Burlington, Vermont: The People’s Republic

By Elaine Robbins
Published on May 1, 1997

Everyone knows Burlington is cool, but its hipness has become institutionalized now that Ben and Jerry, the city’s most famous entrepreneurs, have named their newest ice cream flavor after Phish, Burlington’s best-known band. These two local icons typify the spirit of this city by Lake Champlain, where entrepreneurial drive and solid progressive government are seen as complementary, not contradictory, values.

It’s no wonder Outside magazine included Burlington (population: 39,000 and home to the University of Vermont) as one of its American Dream Towns. A nine-mile bike path with a view of the Adirondacks runs along the lake for the whole length of the city. On the waterfront, where other cities might have a private yacht club, Burlington has a beautiful community boathouse where the public can rent sailboats. While pedestrian malls in other U.S. cities are deserted failures, the downtown Church Street Mall is actually thriving, like a European shopping street, with upscale outlets like the Gap and Banana Republic next to a locally owned used-book store or coffee shop. But don’t mistake it for an Aspen of the East. What sets Burlington apart emerged over more than a decade of progressive municipal government under independent socialist mayor Bernie Sanders (now in Congress) and his Progressive Coalition successor Peter Clavelle. At a time when Congress is locked in a big-government-spending-versus-private-sector debate, Burlington has quietly pursued another solution. “It’s a city that’s really putting its resources into the third sector, the nonprofit sector,” says Brian Pine, coordinator of Burlington’s federally funded Enterprise Community project.

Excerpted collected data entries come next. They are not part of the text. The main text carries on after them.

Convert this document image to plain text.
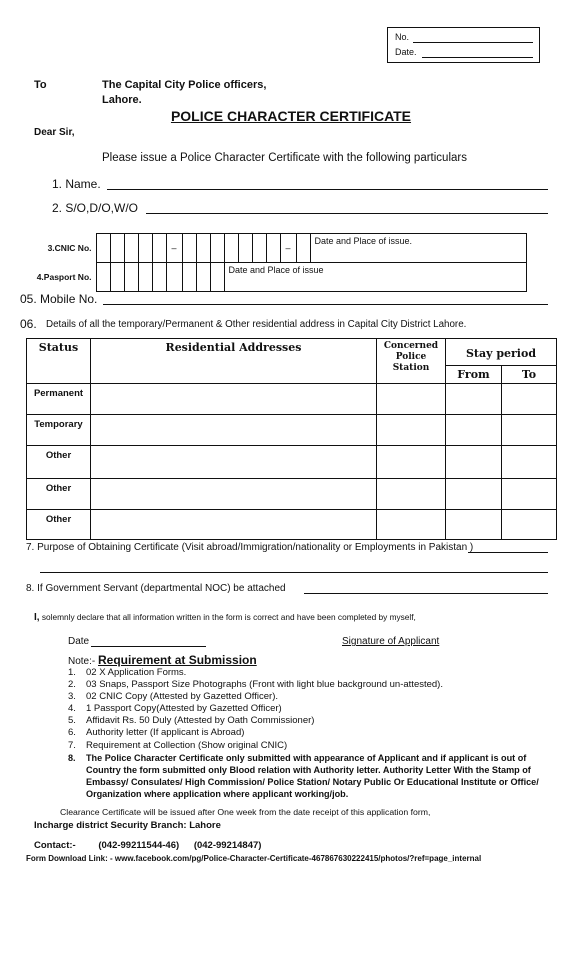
No.
Date.
To	The Capital City Police officers,
Lahore.
POLICE CHARACTER CERTIFICATE
Dear Sir,
Please issue a Police Character Certificate with the following particulars
1. Name.
2. S/O,D/O,W/O
3.CNIC No.						–								–		Date and Place of issue.
4.Pasport No.										Date and Place of issue						
05. Mobile No.
06. Details of all the temporary/Permanent & Other residential address in Capital City District Lahore.
Status	Residential Addresses	Concerned Police Station	Stay period	
			From	To
Permanent				
Temporary				
Other				
Other				
Other				
7. Purpose of Obtaining Certificate (Visit abroad/Immigration/nationality or Employments in Pakistan )
8. If Government Servant (departmental NOC) be attached
I, solemnly declare that all information written in the form is correct and have been completed by myself,
Date	Signature of Applicant
Note:- Requirement at Submission
1. 02 X Application Forms.
2. 03 Snaps, Passport Size Photographs (Front with light blue background un-attested).
3. 02 CNIC Copy (Attested by Gazetted Officer).
4. 1 Passport Copy(Attested by Gazetted Officer)
5. Affidavit Rs. 50 Duly (Attested by Oath Commissioner)
6. Authority letter (If applicant is Abroad)
7. Requirement at Collection (Show original CNIC)
8. The Police Character Certificate only submitted with appearance of Applicant and if applicant is out of Country the form submitted only Blood relation with Authority letter. Authority Letter With the Stamp of Embassy/ Consulates/ High Commission/ Police Station/ Notary Public Or Educational Institute or Office/ Organization where application where applicant working/job.
Clearance Certificate will be issued after One week from the date receipt of this application form,
Incharge district Security Branch: Lahore
Contact:- (042-99211544-46) (042-99214847)
Form Download Link: - www.facebook.com/pg/Police-Character-Certificate-467867630222415/photos/?ref=page_internal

That means that during the 1980s, when rents and housing prices in town were appreciating twice as fast as the average income, Burlington skipped the usual two methods of creating affordable housing–building publicly owned units and giving private landlords lavish incentives to provide homes for low-income people–and instead put its money into creating nonprofits that built and rehabilitated affordable housing. The houses and condos are occupant-owned but price-restricted. “When people move out,” says Pine, “they don’t get to take all the equity, most of which has been created by society and not by the individual. The public subsidies that went into making that house affordable in the first place stay locked into the house.”

When Burlington was designated an Enterprise Community, it used the $3 million in federal funds to create nonprofits to manage a wide range of projects, primarily in the low-income Old North End. It extended public transportation from the inner-city neighborhoods to the suburbs, where most of the new jobs are located, and founded the Community Technology Center, which offers free computer access and training to low-income residents. Elsewhere around town, in typical Burlington fashion, the community and economic development office converted an industrial zone into the Pine Street business incubator, where several old factory buildings provide space for more than 80 startup businesses. With the entrepreneurial spirit spread so widely across this community, it’s easy to understand why Ben & Jerry’s feels at home here.